Concepts to play around with

Here are mathematical and algorithmical concepts that I find interesting and would like to spend some time thinking about them.

Divisibility rule for 11

This rule is very useful for checksums. For example Czech birth numbers and banking numbers use this divisibility rule. The rule is as follows sum up all digits on odd positions and subtract all digits on even position. If the resulting number is divisible by 11, then the original number is divisible by 11.

The goal would be to figure out how the rule works and prove it mathematically.

Understand RSA key generation

I already know the general concept that makes RSA work.

They keys are exponents $e,d$, the message is a number $x$ and codeword is $c = x^e$. We want to achieve decryption using $c^d = x^{ed}$.

We are counting modulo some big number $n = p \cdot q$ where $p,q$ are big prime numbers. Because of this fact, we know the Euler function of $n$ but nobody else cannot simply compute the result without factoring $n$ even if they know $n$. In particular we have $\varphi(n) = pq - p - q + 1$.

Then we use Euler’s formula which states that for any $x$ s.t. $\gcd(n,x) = 1$ we have $x^{\varphi(n)} = 1$. So we want that $ed \equiv 1 \pmod{\varphi(n)}$. For this we use the Bezout’s formula which states that for any $x,y$ there exist $u,v$ s.t. $\gcd(x,y) = x \cdot u + y \cdot v$ (see Extended Euclid’s algorithm).

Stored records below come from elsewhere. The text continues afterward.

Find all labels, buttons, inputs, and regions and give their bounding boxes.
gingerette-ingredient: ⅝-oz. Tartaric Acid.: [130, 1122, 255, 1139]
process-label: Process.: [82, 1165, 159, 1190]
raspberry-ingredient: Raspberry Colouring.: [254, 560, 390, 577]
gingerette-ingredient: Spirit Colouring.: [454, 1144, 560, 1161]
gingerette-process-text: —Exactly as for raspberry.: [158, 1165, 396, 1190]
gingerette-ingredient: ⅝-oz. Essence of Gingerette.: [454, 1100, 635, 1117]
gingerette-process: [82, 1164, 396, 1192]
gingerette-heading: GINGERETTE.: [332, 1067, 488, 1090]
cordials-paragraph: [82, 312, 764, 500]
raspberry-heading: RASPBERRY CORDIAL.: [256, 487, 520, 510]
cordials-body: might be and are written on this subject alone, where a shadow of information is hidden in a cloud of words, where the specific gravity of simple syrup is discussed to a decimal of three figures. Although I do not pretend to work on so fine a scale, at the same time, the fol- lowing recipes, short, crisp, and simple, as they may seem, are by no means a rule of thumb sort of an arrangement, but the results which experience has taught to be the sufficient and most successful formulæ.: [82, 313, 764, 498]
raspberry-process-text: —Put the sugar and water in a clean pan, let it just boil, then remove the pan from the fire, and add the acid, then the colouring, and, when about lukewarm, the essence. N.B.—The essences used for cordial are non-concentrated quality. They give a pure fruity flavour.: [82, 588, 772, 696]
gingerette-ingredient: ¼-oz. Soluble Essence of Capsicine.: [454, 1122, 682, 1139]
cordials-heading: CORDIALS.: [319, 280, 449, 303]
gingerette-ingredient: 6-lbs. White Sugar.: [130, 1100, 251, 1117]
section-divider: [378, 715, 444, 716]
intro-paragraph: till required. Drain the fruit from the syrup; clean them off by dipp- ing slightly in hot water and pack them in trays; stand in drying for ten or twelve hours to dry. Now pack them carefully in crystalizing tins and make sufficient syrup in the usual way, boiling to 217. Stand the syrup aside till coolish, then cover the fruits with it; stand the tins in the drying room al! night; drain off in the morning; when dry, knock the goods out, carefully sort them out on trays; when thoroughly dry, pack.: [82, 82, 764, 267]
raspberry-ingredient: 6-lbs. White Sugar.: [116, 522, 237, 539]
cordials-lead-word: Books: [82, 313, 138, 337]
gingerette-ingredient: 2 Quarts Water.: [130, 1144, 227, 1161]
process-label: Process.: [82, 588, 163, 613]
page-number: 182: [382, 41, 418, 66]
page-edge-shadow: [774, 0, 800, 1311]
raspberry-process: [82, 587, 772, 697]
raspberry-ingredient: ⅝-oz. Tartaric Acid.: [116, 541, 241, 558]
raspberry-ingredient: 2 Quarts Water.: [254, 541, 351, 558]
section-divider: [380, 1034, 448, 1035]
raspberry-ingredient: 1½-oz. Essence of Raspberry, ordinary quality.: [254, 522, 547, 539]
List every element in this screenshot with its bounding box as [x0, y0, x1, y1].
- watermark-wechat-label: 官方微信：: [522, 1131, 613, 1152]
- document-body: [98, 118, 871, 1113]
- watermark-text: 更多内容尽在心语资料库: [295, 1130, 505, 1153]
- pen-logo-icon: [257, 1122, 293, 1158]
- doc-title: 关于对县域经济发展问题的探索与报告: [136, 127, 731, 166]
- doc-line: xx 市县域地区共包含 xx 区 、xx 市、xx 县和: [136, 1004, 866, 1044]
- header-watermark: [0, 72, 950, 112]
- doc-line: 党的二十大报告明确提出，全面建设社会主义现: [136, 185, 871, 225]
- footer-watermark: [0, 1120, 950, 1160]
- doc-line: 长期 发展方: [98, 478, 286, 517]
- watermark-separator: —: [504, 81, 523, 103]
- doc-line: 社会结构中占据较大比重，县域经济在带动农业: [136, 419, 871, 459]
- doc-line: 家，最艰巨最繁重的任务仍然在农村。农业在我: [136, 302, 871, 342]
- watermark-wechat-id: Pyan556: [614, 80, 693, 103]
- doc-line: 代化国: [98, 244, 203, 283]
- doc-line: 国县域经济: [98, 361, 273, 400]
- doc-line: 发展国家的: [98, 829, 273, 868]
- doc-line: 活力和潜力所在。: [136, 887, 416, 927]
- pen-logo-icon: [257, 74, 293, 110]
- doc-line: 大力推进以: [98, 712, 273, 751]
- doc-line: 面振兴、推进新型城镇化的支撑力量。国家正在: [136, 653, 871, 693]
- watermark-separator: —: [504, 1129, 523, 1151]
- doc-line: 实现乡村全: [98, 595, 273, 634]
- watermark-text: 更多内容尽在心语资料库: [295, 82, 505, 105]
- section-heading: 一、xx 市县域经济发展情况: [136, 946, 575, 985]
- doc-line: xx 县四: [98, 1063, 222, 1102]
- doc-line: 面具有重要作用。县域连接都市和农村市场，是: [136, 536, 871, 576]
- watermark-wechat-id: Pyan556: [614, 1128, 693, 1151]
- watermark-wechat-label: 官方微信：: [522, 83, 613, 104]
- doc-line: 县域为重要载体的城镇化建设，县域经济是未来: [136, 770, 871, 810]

Now since we have $\gcd(d,\varphi(n)) = 1$, we have $1 = d \cdot e + \varphi(n) \cdot k$ for some number $k$. By this fact, we see that $x^{ed} \equiv x^{1 - \varphi(n) \cdot k} \equiv x$.

The goal here would be to see how this is done in practice. How the numbers are chosen and whether we can see what numbers were chosen if we investigate the program.

Come up with visualisations of

Motivation for this is, that the logarithmic rules we learned at high school were always hard for me to remember. I could derive it but it took me too long and the derivation was very symbolical, lacking intuition. I was wondering whether I could find some visualisation of this rule which would also serve as a good mnemotechnic to remember it for the rest of my lifetime.

Logarithm rules

Consider the formula $\log_a{b} \cdot log_b{c} = log_a{c}$.

Note that it is quite useful formula since it shows us that the ratio between $log_b{c}$ and $log_a{c}$ is just $log_a{b}$ which for fixed $a,b$ is constant. So changing the base of a logarithm will not influence asymptotics when analyzing speed of algorithms.

What would be the visualisation? The right side asks, how many times we can fit $a$ into $c$ by writing it as $c = \overbrace{a \cdot a \cdot \ldots \cdot a}^{log_a{c}}$. The problem is, that we only know $b = \overbrace{a \cdot a \cdot \ldots \cdot a}^{log_a{b}}$ and $c = \overbrace{b \cdot b \cdot \ldots \cdot b}^{log_b{c}}$.

But this is nice now ce can just plug in for each $b$ in the last equation the amount of $a$’s corresponding to $\log_a{b}$. So we have $c = \overbrace{b \cdot \underbrace{b}_{a \cdot a \cdot \ldots \cdot a} \cdot \ldots \cdot b}^{log_b{c}}$.

So now how many $a$’s are there in $c$?

Well in every $b$ there is $log_a{b}$ of them and there is $log_b{c} \space$ $b$’s in $c$ so in total we have $log_a{b} \cdot log_b{c} \space $ $a$’s in $c$.

Find where certain types of functions naturally appear in life

Goal of this topic is to categorize types of functions and find real life examples for each category. This collection should then serve teachers as a repository of answers when students ask: Why do we learn about these functions?

Linear functions

How we age is linear. Consider the following problem: I am 24 years old and my father is 60 years old. In how many years will my father be exactly twice as old as me?

The question stated mathematically is find $x$ s.t. $2 \cdot (24 + x) = 60 + x$.

Quadratic functions

TODO:

Where are math concepts useful

Again, this chapter serves a motivational purpose. Now we just don’t restrict ourselves to types of analytic functions but consider all mathematical concepts in general.